# warhammer 40k ork tattoo



## 18827 (Oct 23, 2009)

hi all, 
i've been painting orks for a few years and tomorrow will be getting 
an ork tattoo, 
its going to cover a very bad tattoo i had done when i was 16.
i've drawn so many designs but never really liked any of them,
i draw up an ork bosspole design about 5years ago and last week i took it to a good tattoo artist who put his own spin on it and this is what we got.








this time i done my research on the artist and his work,
unlike last time when i went to the first place who didn't ask for ID (live and learn).
anyway this will be getting done tomorrow afternoon and i'll post more pics 
of the finished tat soon.

has anyone else got any warhammer tattoos,
i would like to see them.
regards jim.


----------



## buckythefly (Mar 16, 2009)

That is freakin' great. I don't have a 40k Tat, but I think thats awesome. Rep For Joo!


----------



## shmabadu (Oct 2, 2009)

Awesome tattoo idea, are you getting it in color or Black and White. I have an upper left arm sleeve, no 40k stuff though. Post a picture of it when you get it done.


----------



## morfangdakka (Dec 31, 2006)

I have several tats but none 40K though. Major rep+ if you get it post some pics of it. I love my orks so I may have to get one as well.


----------



## 18827 (Oct 23, 2009)

Ok guys and gals after three & a half hours of getting stabbed with a needle here it is








can you see what it covered?
let me know what you think.
regards
jim


----------



## dthwish09 (Oct 15, 2009)

simply amazing the detail is excellent, I would proudly branish this even though i do not play orks

+rep good sir, earned it


----------



## MaidenManiac (Oct 2, 2008)

jimmy gunn said:


> can you see what it covered?
> let me know what you think.
> regards
> jim


Cool Ink man 

The coverup is at the forehead of the Ork skull, but I really cant make out exactly what it was...


----------



## shmabadu (Oct 2, 2009)

That is an awesome tattoo.


----------



## unxpekted22 (Apr 7, 2009)

I almost got the king mong picture from deviant art on my upper-back. The Templar one where he is killing the chaos marine with his sword. It would have been really expensive, covered a lot of area, and I feel like that picture is already overused. I designed the two I currently have and would prefer to keep it that way, so I'd have to come up with an original one for 40k if I decide to get one.

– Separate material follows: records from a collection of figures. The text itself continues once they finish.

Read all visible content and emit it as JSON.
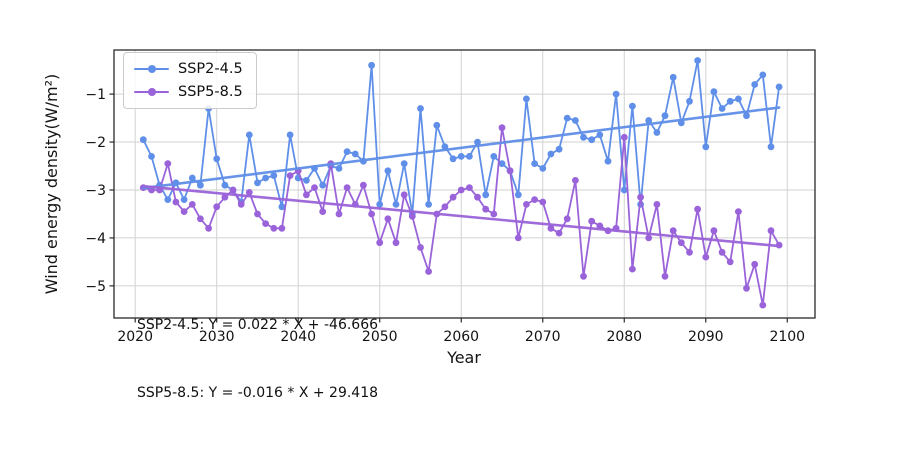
{
  "chart_data": {
    "type": "line",
    "title": "",
    "xlabel": "Year",
    "ylabel": "Wind energy density(W/m²)",
    "grid": true,
    "legend_position": "upper left",
    "xlim": [
      2017.4,
      2103.4
    ],
    "ylim": [
      -5.67,
      -0.08
    ],
    "xticks": [
      2020,
      2030,
      2040,
      2050,
      2060,
      2070,
      2080,
      2090,
      2100
    ],
    "xtick_labels": [
      "2020",
      "2030",
      "2040",
      "2050",
      "2060",
      "2070",
      "2080",
      "2090",
      "2100"
    ],
    "yticks": [
      -1,
      -2,
      -3,
      -4,
      -5
    ],
    "ytick_labels": [
      "−1",
      "−2",
      "−3",
      "−4",
      "−5"
    ],
    "x": [
      2021,
      2022,
      2023,
      2024,
      2025,
      2026,
      2027,
      2028,
      2029,
      2030,
      2031,
      2032,
      2033,
      2034,
      2035,
      2036,
      2037,
      2038,
      2039,
      2040,
      2041,
      2042,
      2043,
      2044,
      2045,
      2046,
      2047,
      2048,
      2049,
      2050,
      2051,
      2052,
      2053,
      2054,
      2055,
      2056,
      2057,
      2058,
      2059,
      2060,
      2061,
      2062,
      2063,
      2064,
      2065,
      2066,
      2067,
      2068,
      2069,
      2070,
      2071,
      2072,
      2073,
      2074,
      2075,
      2076,
      2077,
      2078,
      2079,
      2080,
      2081,
      2082,
      2083,
      2084,
      2085,
      2086,
      2087,
      2088,
      2089,
      2090,
      2091,
      2092,
      2093,
      2094,
      2095,
      2096,
      2097,
      2098,
      2099
    ],
    "series": [
      {
        "name": "SSP2-4.5",
        "color": "#5f8fe8",
        "values": [
          -1.95,
          -2.3,
          -2.9,
          -3.2,
          -2.85,
          -3.2,
          -2.75,
          -2.9,
          -1.3,
          -2.35,
          -2.9,
          -3.0,
          -3.25,
          -1.85,
          -2.85,
          -2.75,
          -2.7,
          -3.35,
          -1.85,
          -2.75,
          -2.8,
          -2.55,
          -2.9,
          -2.5,
          -2.55,
          -2.2,
          -2.25,
          -2.4,
          -0.4,
          -3.3,
          -2.6,
          -3.3,
          -2.45,
          -3.5,
          -1.3,
          -3.3,
          -1.65,
          -2.1,
          -2.35,
          -2.3,
          -2.3,
          -2.0,
          -3.1,
          -2.3,
          -2.45,
          -2.6,
          -3.1,
          -1.1,
          -2.45,
          -2.55,
          -2.25,
          -2.15,
          -1.5,
          -1.55,
          -1.9,
          -1.95,
          -1.85,
          -2.4,
          -1.0,
          -3.0,
          -1.25,
          -3.3,
          -1.55,
          -1.8,
          -1.45,
          -0.65,
          -1.6,
          -1.15,
          -0.3,
          -2.1,
          -0.95,
          -1.3,
          -1.15,
          -1.1,
          -1.45,
          -0.8,
          -0.6,
          -2.1,
          -0.85
        ],
        "trend": {
          "x1": 2021,
          "y1": -2.96,
          "x2": 2099,
          "y2": -1.28
        }
      },
      {
        "name": "SSP5-8.5",
        "color": "#9a63d9",
        "values": [
          -2.95,
          -3.0,
          -3.0,
          -2.45,
          -3.25,
          -3.45,
          -3.3,
          -3.6,
          -3.8,
          -3.35,
          -3.15,
          -3.0,
          -3.3,
          -3.05,
          -3.5,
          -3.7,
          -3.8,
          -3.8,
          -2.7,
          -2.6,
          -3.1,
          -2.95,
          -3.45,
          -2.45,
          -3.5,
          -2.95,
          -3.3,
          -2.9,
          -3.5,
          -4.1,
          -3.6,
          -4.1,
          -3.1,
          -3.55,
          -4.2,
          -4.7,
          -3.5,
          -3.35,
          -3.15,
          -3.0,
          -2.95,
          -3.15,
          -3.4,
          -3.5,
          -1.7,
          -2.6,
          -4.0,
          -3.3,
          -3.2,
          -3.25,
          -3.8,
          -3.9,
          -3.6,
          -2.8,
          -4.8,
          -3.65,
          -3.75,
          -3.85,
          -3.8,
          -1.9,
          -4.65,
          -3.15,
          -4.0,
          -3.3,
          -4.8,
          -3.85,
          -4.1,
          -4.3,
          -3.4,
          -4.4,
          -3.85,
          -4.3,
          -4.5,
          -3.45,
          -5.05,
          -4.55,
          -5.4,
          -3.85,
          -4.15
        ],
        "trend": {
          "x1": 2021,
          "y1": -2.92,
          "x2": 2099,
          "y2": -4.17
        }
      }
    ],
    "annotation_lines": [
      "SSP2-4.5: Y = 0.022 * X + -46.666",
      "SSP5-8.5: Y = -0.016 * X + 29.418"
    ]
  },
  "legend": {
    "items": [
      {
        "label": "SSP2-4.5",
        "color": "#5f8fe8"
      },
      {
        "label": "SSP5-8.5",
        "color": "#9a63d9"
      }
    ]
  }
}
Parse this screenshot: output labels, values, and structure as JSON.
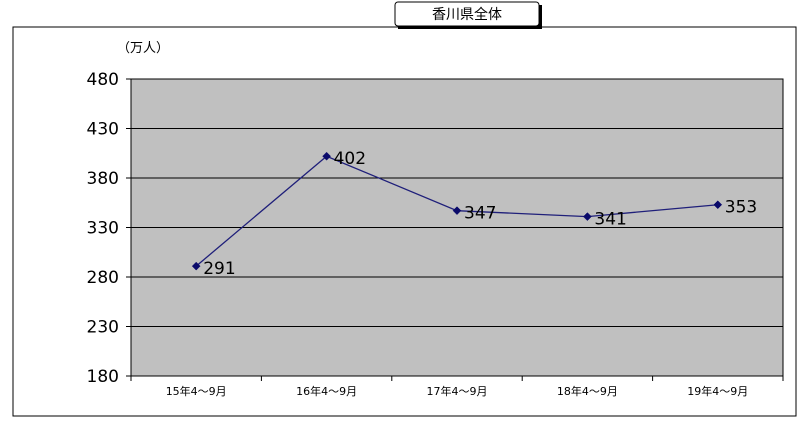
{
  "chart_data": {
    "type": "line",
    "title": "香川県全体",
    "unit_label": "（万人）",
    "categories": [
      "15年4～9月",
      "16年4～9月",
      "17年4～9月",
      "18年4～9月",
      "19年4～9月"
    ],
    "series": [
      {
        "values": [
          291,
          402,
          347,
          341,
          353
        ]
      }
    ],
    "ylim": [
      180,
      480
    ],
    "yticks": [
      180,
      230,
      280,
      330,
      380,
      430,
      480
    ],
    "grid": true,
    "legend": "none",
    "colors": {
      "line": "#1f1f7a",
      "marker": "#0a0a6a",
      "plot_background": "#c0c0c0",
      "gridline": "#000000",
      "border": "#000000"
    }
  }
}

yours is good because it can be cool whether people know what 40k is or not, which is the way to go with game based tats IMO. I think space marines, if done by a really good artist, would fit into that category as well :biggrin: most people I show good pics of space marines too without telling them its based off a tabletop game think they would look really sweet as a tattoo. I mean.....look at this mother f****r down here in my signature. That would be really expensive too though, darn.


----------



## jams (Sep 19, 2009)

that's pretty badass man +Rep for you sir!


----------



## Skarshak (Apr 21, 2010)

Thats pretty Kewl!


----------



## LukeValantine (Dec 2, 2008)

Its a awesome tattoo, however I am strictly against getting tattoos for aesthetic value only. I mean if your going to permanently brand your flesh with a mark it should have emotional or psychological weight like a religious symbol or a icon representing something you hold in great importance.


----------



## 18827 (Oct 23, 2009)

LukeValantine said:


> Its a awesome tattoo, however I am strictly against getting tattoos for aesthetic value only. I mean if your going to permanently brand your flesh with a mark it should have emotional or psychological weight like a religious symbol or a icon representing something you hold in great importance.

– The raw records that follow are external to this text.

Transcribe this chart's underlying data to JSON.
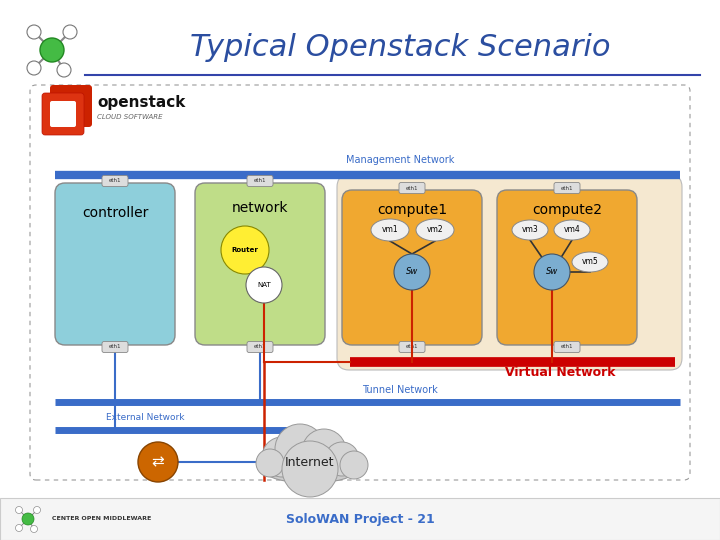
{
  "title": "Typical Openstack Scenario",
  "title_color": "#2B4EA0",
  "title_fontsize": 22,
  "bg_color": "#FFFFFF",
  "footer_text": "SoloWAN Project - 21",
  "management_network_label": "Management Network",
  "tunnel_network_label": "Tunnel Network",
  "external_network_label": "External Network",
  "virtual_network_label": "Virtual Network",
  "internet_label": "Internet",
  "mgmt_bar_color": "#3A6CC8",
  "virtual_bar_color": "#CC0000",
  "tunnel_bar_color": "#3A6CC8",
  "external_bar_color": "#3A6CC8",
  "controller_color": "#8ECFDB",
  "network_color": "#BFDD88",
  "compute_color": "#F0A830",
  "vnet_bg_color": "#F5E8D0"
}
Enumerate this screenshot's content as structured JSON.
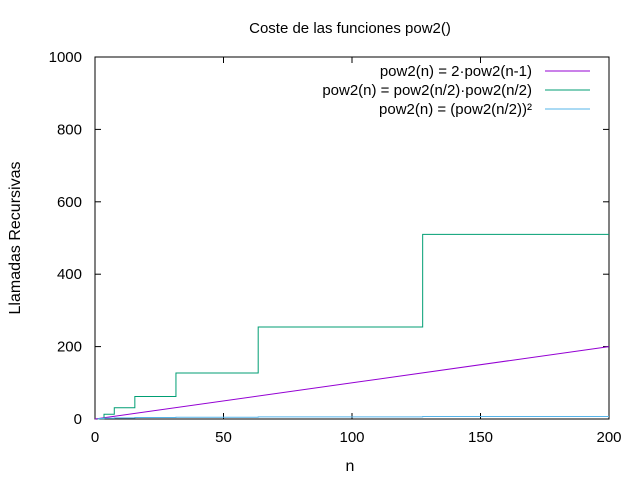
{
  "chart_data": {
    "type": "line",
    "title": "Coste de las funciones pow2()",
    "xlabel": "n",
    "ylabel": "Llamadas Recursivas",
    "xlim": [
      0,
      200
    ],
    "ylim": [
      0,
      1000
    ],
    "xticks": [
      0,
      50,
      100,
      150,
      200
    ],
    "yticks": [
      0,
      200,
      400,
      600,
      800,
      1000
    ],
    "grid": false,
    "legend_position": "top-right",
    "series": [
      {
        "name": "pow2(n) = 2·pow2(n-1)",
        "color": "#9400d3",
        "x": [
          0,
          200
        ],
        "y": [
          0,
          200
        ]
      },
      {
        "name": "pow2(n) = pow2(n/2)·pow2(n/2)",
        "color": "#009e73",
        "x": [
          1,
          1.5,
          1.5,
          3.5,
          3.5,
          7.5,
          7.5,
          15.5,
          15.5,
          31.5,
          31.5,
          63.5,
          63.5,
          127.5,
          127.5,
          200
        ],
        "y": [
          0,
          0,
          1,
          1,
          13,
          13,
          31,
          31,
          62,
          62,
          127,
          127,
          254,
          254,
          510,
          510
        ]
      },
      {
        "name": "pow2(n) = (pow2(n/2))²",
        "color": "#56b4e9",
        "x": [
          1,
          1.5,
          1.5,
          3.5,
          3.5,
          7.5,
          7.5,
          15.5,
          15.5,
          31.5,
          31.5,
          63.5,
          63.5,
          127.5,
          127.5,
          200
        ],
        "y": [
          0,
          0,
          1,
          1,
          2,
          2,
          3,
          3,
          4,
          4,
          5,
          5,
          6,
          6,
          7,
          7
        ]
      }
    ]
  }
}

i was going to get a little butterfly or some barbed wire round my arm:laugh:.
i know what your saying as this covers a tattoo I didn't like,
but this cover up has been in the pipeline for over 5 years so I've given it a lot of thought.
40k has been a hobby of mine for nearly 10 years which is almost half my life,
and even if I stop collecting or painting, it'll always remind me of some good times.
and that orks kick arse!


----------



## Inquisitor Varrius (Jul 3, 2008)

> and that orks kick arse!


Truer word were never spoken. 

And one could argue that an orky totem _is _a symbol of religious significance.


----------



## Heaven (Mar 11, 2010)

LukeValantine said:


> Its a awesome tattoo, however I am strictly against getting tattoos for aesthetic value only. I mean if your going to permanently brand your flesh with a mark it should have emotional or psychological weight like a religious symbol or a icon representing something you hold in great importance.

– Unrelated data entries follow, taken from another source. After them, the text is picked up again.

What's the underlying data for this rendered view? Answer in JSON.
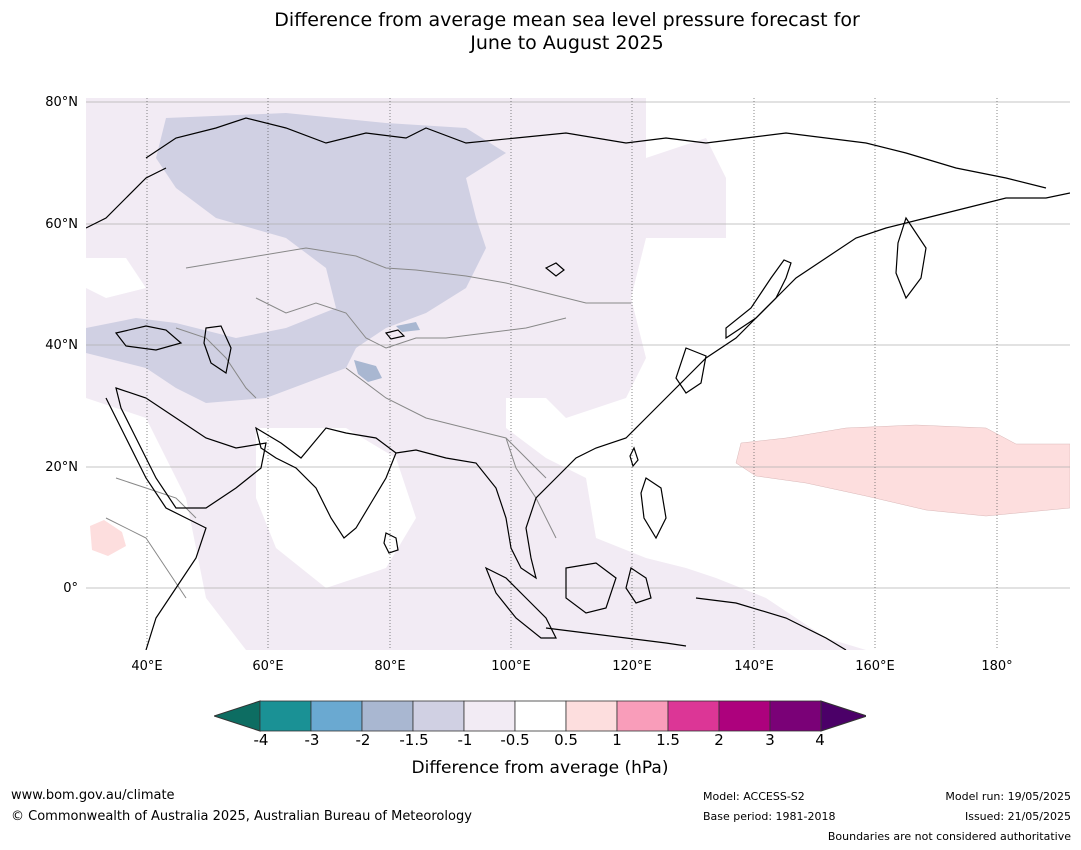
{
  "title": {
    "line1": "Difference from average mean sea level pressure forecast for",
    "line2": "June to August 2025"
  },
  "map": {
    "region": "Asia",
    "lat_labels": [
      "80°N",
      "60°N",
      "40°N",
      "20°N",
      "0°"
    ],
    "lon_labels": [
      "40°E",
      "60°E",
      "80°E",
      "100°E",
      "120°E",
      "140°E",
      "160°E",
      "180°"
    ],
    "colors": {
      "below_1_5": "#a9b7d1",
      "below_1": "#d0d0e3",
      "below_0_5": "#f2ebf4",
      "neutral": "#ffffff",
      "above_0_5": "#fddede",
      "coast": "#000000",
      "borders": "#888888"
    }
  },
  "colorbar": {
    "tick_labels": [
      "-4",
      "-3",
      "-2",
      "-1.5",
      "-1",
      "-0.5",
      "0.5",
      "1",
      "1.5",
      "2",
      "3",
      "4"
    ],
    "colors": [
      "#0d6d62",
      "#1a9195",
      "#6aa9d1",
      "#a9b7d1",
      "#d0d0e3",
      "#f2ebf4",
      "#ffffff",
      "#fddede",
      "#f99dba",
      "#dc3696",
      "#ad017d",
      "#7a0177",
      "#4b0068"
    ],
    "label": "Difference from average (hPa)"
  },
  "footer": {
    "website": "www.bom.gov.au/climate",
    "copyright": "© Commonwealth of Australia 2025, Australian Bureau of Meteorology",
    "model": "Model: ACCESS-S2",
    "base_period": "Base period: 1981-2018",
    "model_run": "Model run: 19/05/2025",
    "issued": "Issued: 21/05/2025",
    "disclaimer": "Boundaries are not considered authoritative"
  }
}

I think its awesome , also you can get a tattoo removed....


----------



## gen.ahab (Dec 22, 2009)

Heaven said:


> I think its awesome , also you can get a tattoo removed....


Yeah, but it hurts like a royal bitch.


----------



## Tzeen Qhayshek (May 4, 2010)

Epic tat. Rep for you.

I don't have one, but my boss where I used to work had a Chaos Undivided tat on his upper arm.


----------



## World Eater XII (Dec 12, 2008)

Haha chaos undivided tatts are every were! hell i have one on my upper right arm!


----------



## TheReverend (Dec 2, 2007)

i wont use the word awesome again, as it has been used too much already, but that tat is pretty cool. 

just what did it cover by the way?

Rev


----------



## Imperious (May 20, 2009)

Now that's fucking 40k dedication!


----------



## 18827 (Oct 23, 2009)

Cheers guys.
I thought this thread was a long time dead.



TheReverend said:


> just what did it cover by the way?


It covered a bad tattoo that read 

D
A
D

Down the forearm, took me 9years to decide on what to cove it with.
So glad I got it done, may do something similer on the other arm to cover the MUM tattoo, maybe a waaaaggghhh banner.


----------



## Hired Goon (Sep 16, 2009)

cool tat. my lil bro has a belt buckle that looks similar.



















I plan on getting each of the chaos gods symbols
spread around my body.


----------



## nellis14 (Dec 8, 2009)

looks brilliant =]

myself i have the dark angels symbol and the deathwing symbol on my for arms.

the shading is brilland on your and the siz is just right....i mean ifyour gonna do it do it like an ork LARGE lol


----------